Interstellar Space was recorded on February 22, 1967 with Coltrane on tenor saxophone & bells and Rashied Ali on drums. * Coltrane died on July 17, 1967. He was 40 years old.
The first time I listened to the album, I was aghast. It was just noise, after all, wasn't it? It was 36 minutes and 27 seconds of drums being thrashed while a saxophone ran up and down the scales in a hideously disconcerting manner. With occasional bells. I hated it. I found it repulsive. I wanted my money back.

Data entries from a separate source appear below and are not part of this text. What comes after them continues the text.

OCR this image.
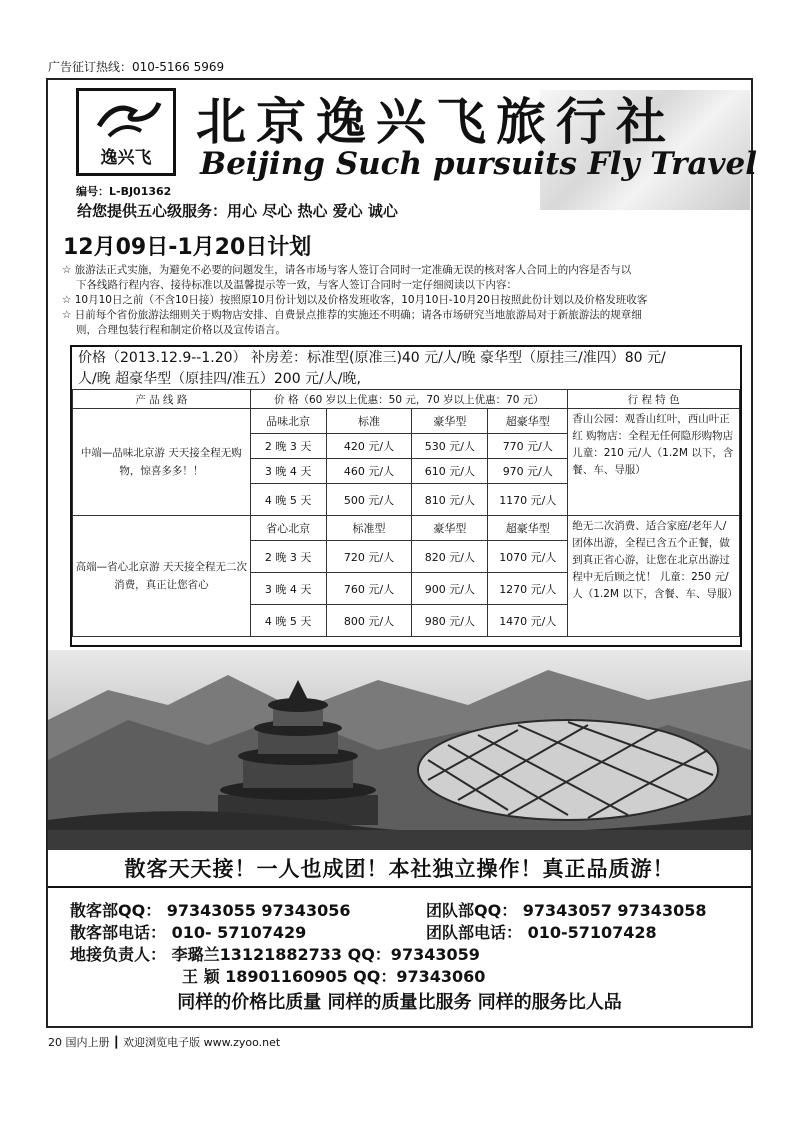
广告征订热线：010-5166 5969
逸兴飞
北京逸兴飞旅行社
Beijing Such pursuits Fly Travel
编号：L-BJ01362
给您提供五心级服务：用心 尽心 热心 爱心 诚心
12月09日-1月20日计划
☆ 旅游法正式实施，为避免不必要的问题发生，请各市场与客人签订合同时一定准确无误的核对客人合同上的内容是否与以
下各线路行程内容、接待标准以及温馨提示等一致，与客人签订合同时一定仔细阅读以下内容：
☆ 10月10日之前（不含10日接）按照原10月份计划以及价格发班收客，10月10日-10月20日按照此份计划以及价格发班收客
☆ 日前每个省份旅游法细则关于购物店安排、自费景点推荐的实施还不明确；请各市场研究当地旅游局对于新旅游法的规章细
则，合理包装行程和制定价格以及宣传语言。
价格（2013.12.9--1.20） 补房差：标准型(原准三)40 元/人/晚 豪华型（原挂三/准四）80 元/
人/晚 超豪华型（原挂四/准五）200 元/人/晚,
产 品 线 路	价 格（60 岁以上优惠：50 元，70 岁以上优惠：70 元）				行 程 特 色
中端—品味北京游 天天接全程无购物，惊喜多多！！	品味北京	标准	豪华型	超豪华型	香山公园：观香山红叶，西山叶正红 购物店：全程无任何隐形购物店 儿童：210 元/人（1.2M 以下，含餐、车、导服）
	2 晚 3 天	420 元/人	530 元/人	770 元/人	
	3 晚 4 天	460 元/人	610 元/人	970 元/人	
	4 晚 5 天	500 元/人	810 元/人	1170 元/人	
高端—省心北京游 天天接全程无二次消费，真正让您省心	省心北京	标准型	豪华型	超豪华型	绝无二次消费、适合家庭/老年人/团体出游，全程已含五个正餐，做到真正省心游，让您在北京出游过程中无后顾之忧！ 儿童：250 元/人（1.2M 以下，含餐、车、导服）
	2 晚 3 天	720 元/人	820 元/人	1070 元/人	
	3 晚 4 天	760 元/人	900 元/人	1270 元/人	
	4 晚 5 天	800 元/人	980 元/人	1470 元/人	
散客天天接！一人也成团！本社独立操作！真正品质游！
散客部QQ： 97343055 97343056	团队部QQ： 97343057 97343058
散客部电话： 010- 57107429	团队部电话： 010-57107428
地接负责人： 李璐兰13121882733 QQ：97343059
王 颖 18901160905 QQ：97343060
同样的价格比质量 同样的质量比服务 同样的服务比人品
20 国内上册 ┃ 欢迎浏览电子版 www.zyoo.net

But this was John Fucking Coltrane.
And he was dying when he did this.
So I kept listening.
I've tried to adopt the attitude that if I don't immediately like something, it might be due to the fact that I don't understand it. Of course, such openness can lead to giving things that don't deserve it more than a fair shot. Like Ayn Rand's The Fountainhead, for instance. Read the book. Watched the movie. Read the book again. It's bullshit and I want my time back. And the same is probably true of Finnegans Wake, I'm sorry to say. Because I want to love James Joyce, and a lot of people who are much smarter and more well-read than I am say that this is one of the greatest novels of all time...but I read it...every damn word of it...out loud, actually, and I've got the videotapes to prove it...and I just didn't get much out of it. For me it was an exercise in perseverance and frustration, and in the end it actually wasn't worth doing. On the other hand, I persisted in looking at and reading about Jackson Pollack's paintings, and he has come to be very important to me. Long story short, I continued to play Interstellar Space.

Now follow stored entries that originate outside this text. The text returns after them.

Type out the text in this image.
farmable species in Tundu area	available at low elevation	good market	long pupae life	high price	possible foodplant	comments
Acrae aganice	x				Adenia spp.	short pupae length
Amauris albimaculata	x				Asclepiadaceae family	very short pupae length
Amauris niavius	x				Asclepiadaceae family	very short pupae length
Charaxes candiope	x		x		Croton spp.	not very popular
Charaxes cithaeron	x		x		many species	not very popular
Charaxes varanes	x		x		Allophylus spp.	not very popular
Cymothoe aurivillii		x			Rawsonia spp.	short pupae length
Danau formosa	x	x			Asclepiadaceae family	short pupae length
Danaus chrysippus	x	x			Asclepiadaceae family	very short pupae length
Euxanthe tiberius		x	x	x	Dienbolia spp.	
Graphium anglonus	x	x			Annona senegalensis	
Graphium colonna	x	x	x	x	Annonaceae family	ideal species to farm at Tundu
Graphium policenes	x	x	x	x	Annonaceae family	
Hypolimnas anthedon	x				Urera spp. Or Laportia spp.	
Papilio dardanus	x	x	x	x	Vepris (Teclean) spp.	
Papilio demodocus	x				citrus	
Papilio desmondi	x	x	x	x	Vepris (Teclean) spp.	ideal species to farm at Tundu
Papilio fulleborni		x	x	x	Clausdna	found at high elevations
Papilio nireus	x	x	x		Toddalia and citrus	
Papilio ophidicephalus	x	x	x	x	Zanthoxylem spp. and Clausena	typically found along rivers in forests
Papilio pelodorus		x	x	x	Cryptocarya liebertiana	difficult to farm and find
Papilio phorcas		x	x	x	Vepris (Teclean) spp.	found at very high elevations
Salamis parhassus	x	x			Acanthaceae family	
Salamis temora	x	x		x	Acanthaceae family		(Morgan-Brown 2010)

Once I asked my #1🌞, who was about 6 years old at the time, if he would listen to it with me. He obliged, and shortly after the first "song" started he burst into laughter. I asked him what was funny, and he couldn't answer. I asked him what the music made him think of, and he said, "Chickens running from a thunderstorm." Well, out of the mouths of babes.
I'm still listening to Interstellar Space. Even as we speak, matter of fact. I still don't really get it, but it's come to mean something to me. Like a frenetic meditation session, wherein you don't try to calm yourself, but work yourself up into a frenzy of anger and confusion. I'll give you this: when it's over and you re-enter the world, you feel like you're twenty pounds lighter.
From Interstellar Space I proceeded to listen to other Coltrane albums, so eventually I got to A Love Supreme.
It's another Record-In-A-Day album...December 9, 1964...and it's about the same length at 33:02. The band is bigger: John Coltrane on vocals, tenor & soprano saxophone, Jimmy Garrison on double bass, Elvin Jones on drums, gong, timpani, and McCoy Tyner on piano. And although there certainly are frenetic moments...and, for that matter, puzzling moments...it is pretty much the opposite of Interstellar Space. And it is considered to be Coltrane's masterpiece.
Today is its 57th Anniversary.
If you don't own a copy, you can find it on YouTube at https://www.youtube.com/watch?v=ll3CMgiUPuU.
As for me...
* Though not released until September 1974.